Prince,
I'm not denying the food component to commercial fishing. I think it would be awful for the bass to be reduced to living as a farm raised species, effectively extinct in the wild. Merely pointing out that full-time industrial scale striped bass fishing, as an industry, is (for all intents and purposes) dead. No matter what brilliant management plan is created, the commercial industry for stripers isn't going to be revived to it's former glory. That's just fact. Only a tiny handful of commerical fishing companies (mainly muti-generation family businesses) continue the practice. And even then stripers only make up a portion of their yearly revenues.

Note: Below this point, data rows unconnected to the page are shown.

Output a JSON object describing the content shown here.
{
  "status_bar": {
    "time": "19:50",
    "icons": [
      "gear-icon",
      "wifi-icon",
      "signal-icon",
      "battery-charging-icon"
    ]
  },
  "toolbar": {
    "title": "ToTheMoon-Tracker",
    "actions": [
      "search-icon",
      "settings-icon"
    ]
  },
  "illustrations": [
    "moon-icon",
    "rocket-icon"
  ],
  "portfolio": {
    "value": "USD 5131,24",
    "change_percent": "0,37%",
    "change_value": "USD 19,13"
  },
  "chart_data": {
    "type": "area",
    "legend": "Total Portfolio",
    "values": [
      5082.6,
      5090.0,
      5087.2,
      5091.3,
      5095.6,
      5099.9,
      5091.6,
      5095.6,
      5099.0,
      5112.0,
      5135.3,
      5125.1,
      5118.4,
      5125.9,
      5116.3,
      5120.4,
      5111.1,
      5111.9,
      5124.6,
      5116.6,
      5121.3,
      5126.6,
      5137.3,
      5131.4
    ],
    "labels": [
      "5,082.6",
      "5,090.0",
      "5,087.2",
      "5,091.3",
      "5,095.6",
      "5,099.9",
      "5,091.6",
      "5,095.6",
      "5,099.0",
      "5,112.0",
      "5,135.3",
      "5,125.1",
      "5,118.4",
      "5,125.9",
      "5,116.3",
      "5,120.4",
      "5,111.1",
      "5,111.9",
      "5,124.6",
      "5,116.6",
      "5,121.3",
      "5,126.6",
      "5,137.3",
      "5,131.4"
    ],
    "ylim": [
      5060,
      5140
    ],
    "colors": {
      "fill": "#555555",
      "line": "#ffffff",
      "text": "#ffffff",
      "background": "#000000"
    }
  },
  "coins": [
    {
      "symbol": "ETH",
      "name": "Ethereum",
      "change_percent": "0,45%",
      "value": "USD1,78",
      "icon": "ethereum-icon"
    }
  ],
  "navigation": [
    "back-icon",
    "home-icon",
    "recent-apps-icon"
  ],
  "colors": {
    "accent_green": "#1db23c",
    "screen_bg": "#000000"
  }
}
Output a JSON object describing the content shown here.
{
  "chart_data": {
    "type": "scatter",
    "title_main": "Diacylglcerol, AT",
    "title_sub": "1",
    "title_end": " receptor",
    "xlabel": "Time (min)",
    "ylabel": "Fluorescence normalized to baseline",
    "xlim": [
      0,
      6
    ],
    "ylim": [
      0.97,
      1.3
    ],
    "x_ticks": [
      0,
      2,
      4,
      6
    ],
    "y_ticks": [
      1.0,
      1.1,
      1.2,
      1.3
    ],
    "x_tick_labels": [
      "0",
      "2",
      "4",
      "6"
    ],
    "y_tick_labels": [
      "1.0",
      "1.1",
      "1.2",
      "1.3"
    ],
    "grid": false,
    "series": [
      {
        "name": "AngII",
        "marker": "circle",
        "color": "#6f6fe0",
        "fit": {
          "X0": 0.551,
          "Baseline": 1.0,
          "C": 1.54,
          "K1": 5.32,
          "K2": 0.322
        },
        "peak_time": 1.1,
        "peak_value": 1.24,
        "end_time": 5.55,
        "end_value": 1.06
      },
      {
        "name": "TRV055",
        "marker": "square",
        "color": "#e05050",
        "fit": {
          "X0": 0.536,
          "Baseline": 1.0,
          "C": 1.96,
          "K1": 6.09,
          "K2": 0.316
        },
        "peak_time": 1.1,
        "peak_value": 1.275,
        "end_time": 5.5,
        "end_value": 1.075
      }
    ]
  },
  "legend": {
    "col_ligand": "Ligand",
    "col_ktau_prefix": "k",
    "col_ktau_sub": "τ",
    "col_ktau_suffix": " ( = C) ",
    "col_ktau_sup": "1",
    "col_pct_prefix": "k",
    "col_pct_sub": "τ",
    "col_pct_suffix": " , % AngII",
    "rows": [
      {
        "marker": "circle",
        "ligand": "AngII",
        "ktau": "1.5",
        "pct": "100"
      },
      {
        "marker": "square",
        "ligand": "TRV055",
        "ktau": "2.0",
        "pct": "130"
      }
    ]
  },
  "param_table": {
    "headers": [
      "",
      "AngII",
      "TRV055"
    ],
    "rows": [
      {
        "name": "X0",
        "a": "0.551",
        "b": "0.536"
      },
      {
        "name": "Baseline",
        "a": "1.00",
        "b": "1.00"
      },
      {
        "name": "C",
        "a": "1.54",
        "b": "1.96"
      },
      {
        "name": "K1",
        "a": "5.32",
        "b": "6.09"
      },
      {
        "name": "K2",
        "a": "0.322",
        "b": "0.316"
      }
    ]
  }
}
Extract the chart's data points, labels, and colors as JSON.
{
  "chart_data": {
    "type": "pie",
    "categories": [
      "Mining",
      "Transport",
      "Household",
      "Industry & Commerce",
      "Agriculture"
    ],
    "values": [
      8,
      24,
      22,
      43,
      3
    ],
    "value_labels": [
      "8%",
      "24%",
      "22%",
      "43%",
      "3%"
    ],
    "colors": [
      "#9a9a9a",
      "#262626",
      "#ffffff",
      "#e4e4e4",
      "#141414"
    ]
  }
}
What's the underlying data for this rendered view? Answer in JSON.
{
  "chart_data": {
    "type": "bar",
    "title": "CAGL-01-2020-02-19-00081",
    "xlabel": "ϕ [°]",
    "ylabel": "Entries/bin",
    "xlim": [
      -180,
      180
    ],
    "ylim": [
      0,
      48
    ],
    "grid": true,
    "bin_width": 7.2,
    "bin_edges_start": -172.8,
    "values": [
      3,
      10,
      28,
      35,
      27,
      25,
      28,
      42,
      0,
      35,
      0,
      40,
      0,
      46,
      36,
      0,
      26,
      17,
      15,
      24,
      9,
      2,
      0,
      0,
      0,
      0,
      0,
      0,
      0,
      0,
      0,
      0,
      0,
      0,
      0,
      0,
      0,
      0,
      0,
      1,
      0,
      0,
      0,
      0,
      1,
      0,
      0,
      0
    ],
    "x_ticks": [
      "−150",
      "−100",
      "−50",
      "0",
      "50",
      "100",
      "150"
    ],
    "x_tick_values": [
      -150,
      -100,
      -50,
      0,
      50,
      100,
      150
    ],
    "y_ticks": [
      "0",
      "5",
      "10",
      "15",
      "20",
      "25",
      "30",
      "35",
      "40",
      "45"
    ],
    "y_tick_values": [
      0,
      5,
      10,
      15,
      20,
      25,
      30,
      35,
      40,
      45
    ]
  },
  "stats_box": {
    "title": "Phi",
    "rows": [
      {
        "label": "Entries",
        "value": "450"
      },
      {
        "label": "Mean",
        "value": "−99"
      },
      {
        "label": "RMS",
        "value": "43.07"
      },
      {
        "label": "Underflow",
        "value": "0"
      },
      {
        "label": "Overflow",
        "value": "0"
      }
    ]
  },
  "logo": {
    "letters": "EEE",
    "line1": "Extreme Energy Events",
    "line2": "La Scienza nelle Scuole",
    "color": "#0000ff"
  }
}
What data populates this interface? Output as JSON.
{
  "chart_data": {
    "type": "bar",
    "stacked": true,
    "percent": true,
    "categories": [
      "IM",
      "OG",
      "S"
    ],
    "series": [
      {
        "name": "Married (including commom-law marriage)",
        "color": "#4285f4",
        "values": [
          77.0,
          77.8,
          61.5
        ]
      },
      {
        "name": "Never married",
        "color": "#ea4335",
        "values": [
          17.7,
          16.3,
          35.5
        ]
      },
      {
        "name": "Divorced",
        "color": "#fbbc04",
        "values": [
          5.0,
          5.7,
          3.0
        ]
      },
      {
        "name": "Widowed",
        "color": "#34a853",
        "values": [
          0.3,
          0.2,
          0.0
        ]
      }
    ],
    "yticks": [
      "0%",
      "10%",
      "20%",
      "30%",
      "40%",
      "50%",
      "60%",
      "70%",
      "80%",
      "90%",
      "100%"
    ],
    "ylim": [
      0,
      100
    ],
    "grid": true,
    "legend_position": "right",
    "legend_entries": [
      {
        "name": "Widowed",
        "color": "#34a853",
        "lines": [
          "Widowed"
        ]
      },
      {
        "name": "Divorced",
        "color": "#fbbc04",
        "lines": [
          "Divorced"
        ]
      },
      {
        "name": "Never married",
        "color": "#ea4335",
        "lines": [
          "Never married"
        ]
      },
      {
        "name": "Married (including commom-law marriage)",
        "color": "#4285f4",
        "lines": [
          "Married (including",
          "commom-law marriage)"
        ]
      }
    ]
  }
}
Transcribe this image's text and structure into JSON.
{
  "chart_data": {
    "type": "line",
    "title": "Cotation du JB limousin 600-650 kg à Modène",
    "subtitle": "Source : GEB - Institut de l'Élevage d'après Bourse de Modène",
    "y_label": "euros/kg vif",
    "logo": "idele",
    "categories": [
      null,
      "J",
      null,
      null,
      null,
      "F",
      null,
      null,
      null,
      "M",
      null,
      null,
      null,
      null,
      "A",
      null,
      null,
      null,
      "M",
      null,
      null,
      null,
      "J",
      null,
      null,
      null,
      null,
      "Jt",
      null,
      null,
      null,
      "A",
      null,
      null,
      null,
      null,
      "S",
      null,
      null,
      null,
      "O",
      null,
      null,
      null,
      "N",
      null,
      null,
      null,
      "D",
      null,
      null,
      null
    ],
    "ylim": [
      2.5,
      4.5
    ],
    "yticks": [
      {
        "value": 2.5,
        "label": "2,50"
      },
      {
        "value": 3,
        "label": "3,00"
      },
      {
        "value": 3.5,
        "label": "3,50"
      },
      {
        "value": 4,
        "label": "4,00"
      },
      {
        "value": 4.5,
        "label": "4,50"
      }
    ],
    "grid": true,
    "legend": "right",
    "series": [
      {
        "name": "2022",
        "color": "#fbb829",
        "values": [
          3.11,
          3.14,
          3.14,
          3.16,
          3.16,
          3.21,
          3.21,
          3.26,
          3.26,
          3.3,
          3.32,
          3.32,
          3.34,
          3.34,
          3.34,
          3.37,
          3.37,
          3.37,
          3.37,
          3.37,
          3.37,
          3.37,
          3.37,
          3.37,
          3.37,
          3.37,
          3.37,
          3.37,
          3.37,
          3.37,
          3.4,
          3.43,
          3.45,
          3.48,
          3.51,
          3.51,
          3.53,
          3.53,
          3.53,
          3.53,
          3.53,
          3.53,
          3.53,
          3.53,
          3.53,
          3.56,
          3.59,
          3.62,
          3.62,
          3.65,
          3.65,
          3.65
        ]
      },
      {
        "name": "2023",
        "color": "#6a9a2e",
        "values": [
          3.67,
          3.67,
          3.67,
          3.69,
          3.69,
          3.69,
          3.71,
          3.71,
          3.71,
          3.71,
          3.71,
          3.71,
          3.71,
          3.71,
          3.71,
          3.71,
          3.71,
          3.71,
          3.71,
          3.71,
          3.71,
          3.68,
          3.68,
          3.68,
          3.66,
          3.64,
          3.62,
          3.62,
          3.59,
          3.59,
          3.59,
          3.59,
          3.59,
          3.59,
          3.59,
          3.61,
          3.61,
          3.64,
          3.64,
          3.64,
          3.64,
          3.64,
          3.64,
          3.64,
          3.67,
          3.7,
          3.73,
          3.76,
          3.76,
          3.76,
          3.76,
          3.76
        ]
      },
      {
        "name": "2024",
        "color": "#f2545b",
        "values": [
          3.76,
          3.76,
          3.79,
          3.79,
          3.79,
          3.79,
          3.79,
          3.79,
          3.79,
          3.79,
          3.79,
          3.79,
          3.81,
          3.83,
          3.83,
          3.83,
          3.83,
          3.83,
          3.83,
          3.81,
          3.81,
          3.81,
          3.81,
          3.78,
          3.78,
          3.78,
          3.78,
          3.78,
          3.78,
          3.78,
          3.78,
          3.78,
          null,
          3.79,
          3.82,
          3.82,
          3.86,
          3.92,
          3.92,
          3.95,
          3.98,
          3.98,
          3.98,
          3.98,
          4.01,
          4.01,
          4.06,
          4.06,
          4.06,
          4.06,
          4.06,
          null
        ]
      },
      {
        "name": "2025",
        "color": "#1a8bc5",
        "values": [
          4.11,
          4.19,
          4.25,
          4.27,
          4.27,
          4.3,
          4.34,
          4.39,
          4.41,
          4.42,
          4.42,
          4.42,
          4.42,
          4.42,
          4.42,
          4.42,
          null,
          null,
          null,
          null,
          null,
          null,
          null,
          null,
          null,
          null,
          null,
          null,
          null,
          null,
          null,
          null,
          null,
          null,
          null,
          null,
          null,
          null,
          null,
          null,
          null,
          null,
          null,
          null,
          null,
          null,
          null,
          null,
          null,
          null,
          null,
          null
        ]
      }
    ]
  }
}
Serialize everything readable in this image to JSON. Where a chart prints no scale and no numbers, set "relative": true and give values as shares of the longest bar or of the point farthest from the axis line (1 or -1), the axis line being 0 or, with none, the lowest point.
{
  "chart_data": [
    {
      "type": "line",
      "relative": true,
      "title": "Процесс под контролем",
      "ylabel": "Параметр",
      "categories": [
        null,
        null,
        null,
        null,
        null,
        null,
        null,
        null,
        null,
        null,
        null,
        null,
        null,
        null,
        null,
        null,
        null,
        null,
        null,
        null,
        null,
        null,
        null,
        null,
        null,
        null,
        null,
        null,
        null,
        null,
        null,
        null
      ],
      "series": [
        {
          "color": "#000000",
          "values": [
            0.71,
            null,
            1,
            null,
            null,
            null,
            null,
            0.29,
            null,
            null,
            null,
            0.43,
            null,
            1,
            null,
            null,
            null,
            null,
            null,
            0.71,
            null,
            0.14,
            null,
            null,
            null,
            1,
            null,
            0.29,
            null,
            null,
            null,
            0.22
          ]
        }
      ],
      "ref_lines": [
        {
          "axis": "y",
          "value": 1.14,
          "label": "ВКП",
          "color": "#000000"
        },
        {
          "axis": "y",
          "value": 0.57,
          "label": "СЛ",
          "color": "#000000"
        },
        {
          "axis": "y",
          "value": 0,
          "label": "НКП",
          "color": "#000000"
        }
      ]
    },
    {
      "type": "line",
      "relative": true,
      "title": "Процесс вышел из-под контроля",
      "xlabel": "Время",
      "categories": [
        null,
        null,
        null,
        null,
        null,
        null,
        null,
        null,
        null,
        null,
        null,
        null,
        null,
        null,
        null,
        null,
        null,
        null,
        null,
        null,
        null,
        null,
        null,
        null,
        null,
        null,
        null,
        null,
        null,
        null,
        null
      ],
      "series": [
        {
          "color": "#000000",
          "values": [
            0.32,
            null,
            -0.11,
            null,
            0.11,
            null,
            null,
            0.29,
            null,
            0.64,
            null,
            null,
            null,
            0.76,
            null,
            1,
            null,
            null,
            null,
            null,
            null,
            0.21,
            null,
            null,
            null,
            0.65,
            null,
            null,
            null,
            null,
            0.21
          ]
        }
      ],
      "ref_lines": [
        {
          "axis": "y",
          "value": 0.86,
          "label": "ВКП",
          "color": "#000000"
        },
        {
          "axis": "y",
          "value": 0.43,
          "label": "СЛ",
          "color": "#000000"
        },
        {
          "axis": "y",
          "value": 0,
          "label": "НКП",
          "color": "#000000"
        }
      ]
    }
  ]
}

I have no problem with the commerical rod&reel taging business, with some limits, as suppliment to farm fish. But the realities are that the striper fishery simply can not, and probably never will again, support both wide scale commercial bass fishing as well as recreational fishing. We can debate the reasons why the fishery won't support both and mourn the days gone by, but that is the fact.
Now, given the clearly limited resource of the striper, compare the numbers of people employed in the commercial bass industry vs. the recreational industry. I don't mean to reduce someone's livelihood to cold numbers, but the figures speak for themselves. Recreational anglers bring more positive economic value to a community/region/state (both private and public sectors) than the commercial industry.
We are reaching a point where hard choices have to be made. And as often happens with hard choices you can't please both sides. It is simply unwise and blind-sighted to overlook all the sales/revenues the recreational industry generates in favor of an ever shrinking industry.